CS590N Statistical Relational Learning
Spring 2007: Project information
Your project is a significant undertaking that allows you to explore one or more issues within statistical relational learning (SRL). Choose a topic area that is interesting to you, with a scope that is likely to be doable in a semester, and preferably that is sufficiently new and interesting that it could form the basis of some additional research. The only broad restriction on topic choice is that it must deal with statistical relational learning. Better projects might be preliminary investigations of something that could ultimately become a conference submission. That level of originality is encouraged but not required.
Here are a couple of ideas for projects. They need to be fleshed out with more detail; the list should be viewed as ideas for inspiration. If none of these interests you, feel free to propose your own topic. Before a project is undertaken, the key idea must be approved by the instructor. Approval can be oral and can be based on an oral description of the project's goals. You are also welcome to send the instructor a few paragraphs by email describing what you want to do.

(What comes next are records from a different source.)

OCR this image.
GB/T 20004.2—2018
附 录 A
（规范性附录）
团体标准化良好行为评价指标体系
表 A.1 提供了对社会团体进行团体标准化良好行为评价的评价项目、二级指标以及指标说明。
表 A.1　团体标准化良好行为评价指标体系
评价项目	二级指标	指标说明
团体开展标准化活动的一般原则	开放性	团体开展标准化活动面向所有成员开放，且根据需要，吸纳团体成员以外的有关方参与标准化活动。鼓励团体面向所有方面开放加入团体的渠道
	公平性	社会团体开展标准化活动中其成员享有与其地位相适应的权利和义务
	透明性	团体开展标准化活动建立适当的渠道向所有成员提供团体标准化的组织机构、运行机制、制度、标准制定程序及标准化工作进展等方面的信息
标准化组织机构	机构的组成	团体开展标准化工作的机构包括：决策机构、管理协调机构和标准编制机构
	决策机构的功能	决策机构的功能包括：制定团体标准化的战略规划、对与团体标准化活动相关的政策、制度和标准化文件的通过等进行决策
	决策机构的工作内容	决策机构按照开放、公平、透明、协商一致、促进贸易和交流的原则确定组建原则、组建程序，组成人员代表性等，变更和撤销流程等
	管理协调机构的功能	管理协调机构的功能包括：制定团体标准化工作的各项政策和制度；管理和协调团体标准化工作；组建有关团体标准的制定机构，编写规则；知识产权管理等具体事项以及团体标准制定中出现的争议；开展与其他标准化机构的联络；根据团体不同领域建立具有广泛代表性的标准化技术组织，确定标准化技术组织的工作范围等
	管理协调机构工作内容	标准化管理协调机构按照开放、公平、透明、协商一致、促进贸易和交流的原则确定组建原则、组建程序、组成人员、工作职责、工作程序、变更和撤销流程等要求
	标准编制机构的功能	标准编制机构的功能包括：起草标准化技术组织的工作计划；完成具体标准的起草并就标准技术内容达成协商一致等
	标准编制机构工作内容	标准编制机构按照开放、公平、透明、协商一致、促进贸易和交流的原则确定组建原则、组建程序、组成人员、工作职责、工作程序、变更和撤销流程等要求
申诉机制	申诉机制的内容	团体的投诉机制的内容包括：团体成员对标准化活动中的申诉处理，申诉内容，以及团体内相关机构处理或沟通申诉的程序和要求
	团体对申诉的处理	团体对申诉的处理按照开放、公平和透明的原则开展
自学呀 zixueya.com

- Analyze a relational dataset using existing algorithms. If you have some relational data that provides an interesting classification or clustering problem, modeling those data to discover patterns and/or knowledge might be a good topic. Here are some possible examples of datasets:
- Bioinformatics data
- Social network data
- Citation data
- Blogs or other Web data
- Marketing data
- Extend an SRL model/algorithm to handle a novel relational learning task. Here are some possible examples:
- Classification of streaming data
- Classification of temporal-relational data
- Link prediction
- Group prediction
- Collaborative classification of two relational concepts
- A rigorous comparison of the performance of SRL algorithms on real-world data while varying the properties of the data (e.g., size), the task (e.g., linkage between training and test set), and/or algorithm settings (e.g., number of clusters).
- Comparison of different inference techniques (probably in a single modeling framework). What relationship is there between the characteristics of the data and the accuracy/efficiency of inference?
- An analysis of feature construction and its impact on model performance.
You may work on this project individually or in small groups. A group's project is expected to be larger in scope than an individual's project, and will be graded on that assumption.
Proposal: Due Feb 18
The project proposal should be a 2-3 page report that includes:
- An overview of the project's goals and/or hypotheses,
- A description of the data and/or algorithms that you will investigate,
- A brief review of related work.
Preliminary report: Due Mar 27
The preliminary report should be a 2-3 page report that includes:
If there are any problems, the report should include ideas for how to address them and/or specific questions to the instructor regarding how to address them.
- A recap of the project's goals and/or hypotheses,
- An outline of the methodology (i.e., data, algorithm(s), experimental evaluation) that you will employ,
- A description of your implementation and initial data exploration or experiments,
- A timeline for the remaining work.
Presentation: Due Apr 17-19
The oral presentation to the class should provide an overview of the project's goals, necessary background information (including work done by others), a description of any experiments, and a summary of your results and findings.
Final report: Due Apr 26
The final report should be a 6-8 page report that includes:
The final report should resemble a conference or workshop submission regardless of the quality of the final results (i.e., even if the project did not succeed). The final report can (and should) include material from the proposal and preliminary report.